From HackerspaceWiki
Jump to: navigation, search

Let's say you want to explore the notion of quantifying the amount of elegance a programming language provides. That is, the amount a high-level language reduces the complex via it`s language constructs.

We'll define this idea of "simplification" as a factor of text-wise reduction (fewer characters needed to express a complex concept, à la AlgorithmicInformationTheory) and another, less easy-to-quantify concept of maintainability.

Fleshing out this latter concept, it is clear it has to do with how easily one can establish programmer consensus for the given task; i.e. how many programmers of the language would put it back the same way you've expressed it or otherwise agree on the best implementation between different implementations of the same problem.

I will define the Kolmogorov Quotient so that higher numbers for a given language denote a reduction in the complexity of solving the problem in the given language.

The metric for "text-wise reduction" should incorporate a constant factor based on (non-identifier) symbols used in the language and source text. These factors will be the same across all languages implemented (i.e. designed) for a given architecture (e.g. VonNeumannArchitecture vs. Symbolics) and will be a measure of the significance of the symbol; i.e. the topology of the language tokens. (These terms, alas, will also need to be fleshed out and defined.)

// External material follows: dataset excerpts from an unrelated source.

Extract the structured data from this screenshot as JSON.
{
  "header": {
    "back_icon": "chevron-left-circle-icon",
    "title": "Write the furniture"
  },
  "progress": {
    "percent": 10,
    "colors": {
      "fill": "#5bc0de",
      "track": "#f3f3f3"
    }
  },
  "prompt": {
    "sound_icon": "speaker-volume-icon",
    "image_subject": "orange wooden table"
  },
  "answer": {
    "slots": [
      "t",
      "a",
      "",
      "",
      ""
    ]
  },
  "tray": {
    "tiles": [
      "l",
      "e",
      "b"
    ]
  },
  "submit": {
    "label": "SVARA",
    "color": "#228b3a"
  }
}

Once the basic premise and a methodology above is agreed to, it is only a matter of a rough constant of difference for any specific implementation/architecture. That is, as long as the architecture is the same across all measurements, the number should be valid and comparable between languages.

But it could be implemented something like so: Pick a language "close to the machine", like C or Assembly, and measure the amount of bytes of source/machine code it used to implement a standard suite(*) of common, non-threaded programming tasks (base_language_count). Then code the exact same functionality in the language you are wanting to measure (without external libraries) and count the number of bytes of source code (test_language_count).

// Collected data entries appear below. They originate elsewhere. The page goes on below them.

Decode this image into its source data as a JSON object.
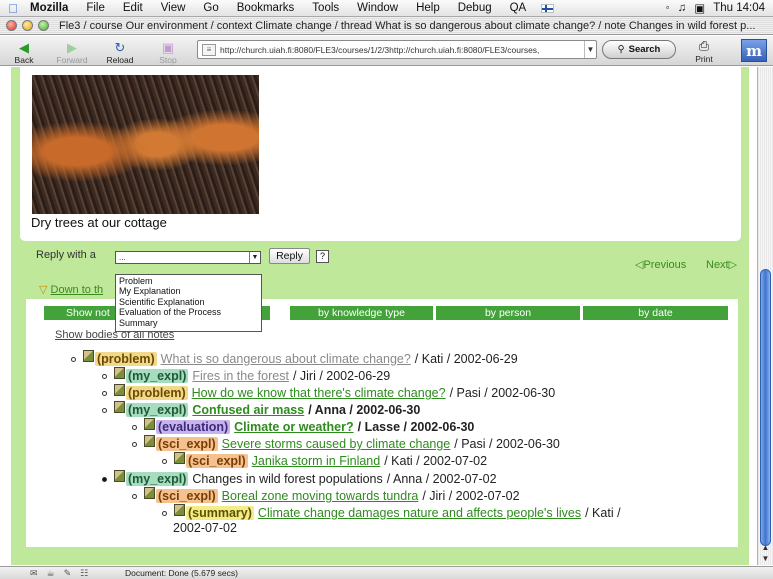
{
  "menubar": {
    "app": "Mozilla",
    "items": [
      "File",
      "Edit",
      "View",
      "Go",
      "Bookmarks",
      "Tools",
      "Window",
      "Help",
      "Debug",
      "QA"
    ],
    "clock": "Thu 14:04"
  },
  "window": {
    "title": "Fle3 / course Our environment / context Climate change / thread What is so dangerous about climate change? / note Changes in wild forest p..."
  },
  "toolbar": {
    "back": "Back",
    "forward": "Forward",
    "reload": "Reload",
    "stop": "Stop",
    "url": "http://church.uiah.fi:8080/FLE3/courses/1/2/3http://church.uiah.fi:8080/FLE3/courses,",
    "search": "Search",
    "print": "Print"
  },
  "note": {
    "caption": "Dry trees at our cottage"
  },
  "reply": {
    "label": "Reply with a",
    "select_value": "...",
    "button": "Reply",
    "help": "?",
    "options": [
      "Problem",
      "My Explanation",
      "Scientific Explanation",
      "Evaluation of the Process",
      "Summary"
    ]
  },
  "nav": {
    "previous": "Previous",
    "next": "Next",
    "down": "Down to th"
  },
  "tabs": [
    "Show not",
    "by knowledge type",
    "by person",
    "by date"
  ],
  "show_bodies": "Show bodies of all notes",
  "thread": [
    {
      "tag": "(problem)",
      "title": "What is so dangerous about climate change?",
      "meta": "/ Kati / 2002-06-29"
    },
    {
      "tag": "(my_expl)",
      "title": "Fires in the forest",
      "meta": "/ Jiri / 2002-06-29"
    },
    {
      "tag": "(problem)",
      "title": "How do we know that there's climate change?",
      "meta": "/ Pasi / 2002-06-30"
    },
    {
      "tag": "(my_expl)",
      "title": "Confused air mass",
      "meta": "/ Anna / 2002-06-30"
    },
    {
      "tag": "(evaluation)",
      "title": "Climate or weather?",
      "meta": "/ Lasse / 2002-06-30"
    },
    {
      "tag": "(sci_expl)",
      "title": "Severe storms caused by climate change",
      "meta": "/ Pasi / 2002-06-30"
    },
    {
      "tag": "(sci_expl)",
      "title": "Janika storm in Finland",
      "meta": "/ Kati / 2002-07-02"
    },
    {
      "tag": "(my_expl)",
      "title": "Changes in wild forest populations",
      "meta": "/ Anna / 2002-07-02"
    },
    {
      "tag": "(sci_expl)",
      "title": "Boreal zone moving towards tundra",
      "meta": "/ Jiri / 2002-07-02"
    },
    {
      "tag": "(summary)",
      "title": "Climate change damages nature and affects people's lives",
      "meta": "/ Kati /",
      "meta2": "2002-07-02"
    }
  ],
  "status": {
    "text": "Document: Done (5.679 secs)"
  },
  "colors": {
    "frame_green": "#bfe89a",
    "tab_green": "#43a33a",
    "link_green": "#2e8b1e"
  }
}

KQuotient = (base_language_count / test_language_count)

One should also record, for discussion, number of "equal programs". By which I mean, the number of programs fluent programmers of the language agree that are the best and equivalent solutions to the problem (equivalent programs: programs whose output is the same for every input). Languages which have a large number of equal programs say something interesting about either the programming language or the types of programmers the language attracts. What it says, I don't know.... :^)

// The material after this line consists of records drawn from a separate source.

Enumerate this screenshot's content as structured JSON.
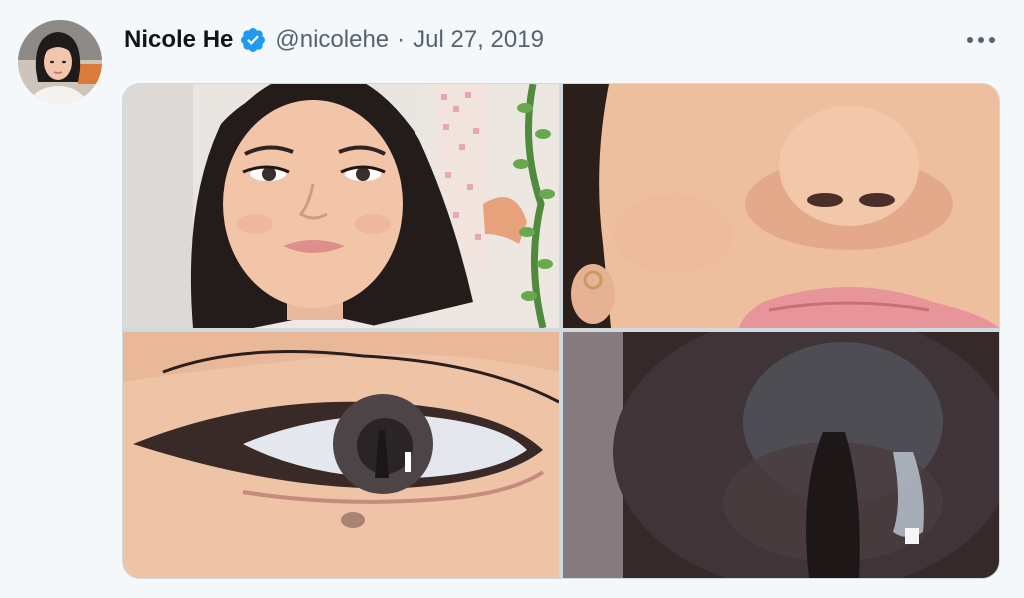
{
  "tweet": {
    "author_name": "Nicole He",
    "verified_icon": "verified-badge-icon",
    "handle": "@nicolehe",
    "separator": "·",
    "date": "Jul 27, 2019",
    "more_icon": "more-options-icon"
  },
  "media": {
    "photo_count": 4,
    "photos": [
      {
        "subject": "selfie-portrait"
      },
      {
        "subject": "closeup-nose-lips"
      },
      {
        "subject": "closeup-eye"
      },
      {
        "subject": "extreme-closeup-pupil"
      }
    ]
  },
  "colors": {
    "background": "#f5f8fa",
    "name": "#0f1419",
    "secondary_text": "#536471",
    "verified_blue": "#1d9bf0",
    "media_border": "#cfd9de"
  }
}
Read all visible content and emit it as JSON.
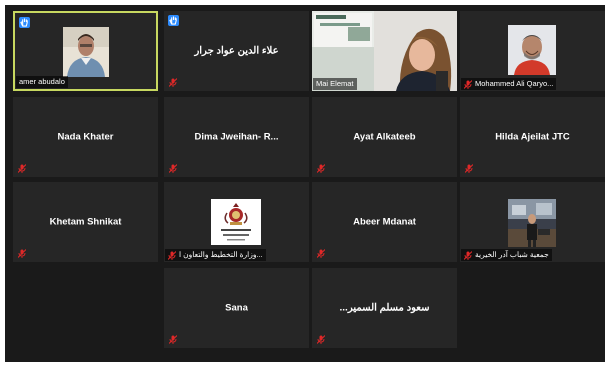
{
  "participants": [
    {
      "id": "amer",
      "label": "amer abudalo",
      "center_name": "",
      "hand_raised": true,
      "active": true
    },
    {
      "id": "alaa",
      "label": "",
      "center_name": "علاء الدين عواد جرار",
      "hand_raised": true,
      "active": false
    },
    {
      "id": "mai",
      "label": "Mai Elemat",
      "center_name": "",
      "hand_raised": false,
      "active": false
    },
    {
      "id": "mohammed",
      "label": "Mohammed Ali Qaryo...",
      "center_name": "",
      "hand_raised": false,
      "active": false
    },
    {
      "id": "nada",
      "label": "",
      "center_name": "Nada Khater",
      "hand_raised": false,
      "active": false
    },
    {
      "id": "dima",
      "label": "",
      "center_name": "Dima Jweihan- R...",
      "hand_raised": false,
      "active": false
    },
    {
      "id": "ayat",
      "label": "",
      "center_name": "Ayat Alkateeb",
      "hand_raised": false,
      "active": false
    },
    {
      "id": "hilda",
      "label": "",
      "center_name": "Hilda Ajeilat JTC",
      "hand_raised": false,
      "active": false
    },
    {
      "id": "khetam",
      "label": "",
      "center_name": "Khetam Shnikat",
      "hand_raised": false,
      "active": false
    },
    {
      "id": "ministry",
      "label": "وزارة التخطيط والتعاون ا...",
      "center_name": "",
      "hand_raised": false,
      "active": false
    },
    {
      "id": "abeer",
      "label": "",
      "center_name": "Abeer Mdanat",
      "hand_raised": false,
      "active": false
    },
    {
      "id": "adar",
      "label": "جمعية شباب آدر الخيرية",
      "center_name": "",
      "hand_raised": false,
      "active": false
    },
    {
      "id": "sana",
      "label": "",
      "center_name": "Sana",
      "hand_raised": false,
      "active": false
    },
    {
      "id": "saud",
      "label": "",
      "center_name": "...سعود مسلم السمير",
      "hand_raised": false,
      "active": false
    }
  ],
  "colors": {
    "tile": "#262626",
    "background": "#1a1a1a",
    "active_border": "#c7d860",
    "hand": "#2d8cff",
    "muted": "#e02828"
  },
  "icons": {
    "hand": "raised-hand-icon",
    "mic": "muted-mic-icon"
  }
}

The first ratio should always be greater than 1.0. I suppose one could game the metric by designing a language with single letter keywords, but those shouldn't count.

(*) "standard suite of common programming tasks...": I see two main categories:

  • Data-processing suite, limited to simple text I/O (computation towards the machine)
  • GUI suite (computation towards the user)

The purpose of this idea is to end the tiring language wars about whose language is the best. By giving a quantitative metric, people can at least argue better.


Some useful terms:

  • Expressivity: The readibility of program code, based on, for example, the understand-ability of token-use and keywords. Using keywords and tokens in the most universally-agreed to (non-programmatic) sense.
  • Succintness: The conciseness of program code, how small but still parseable the program is.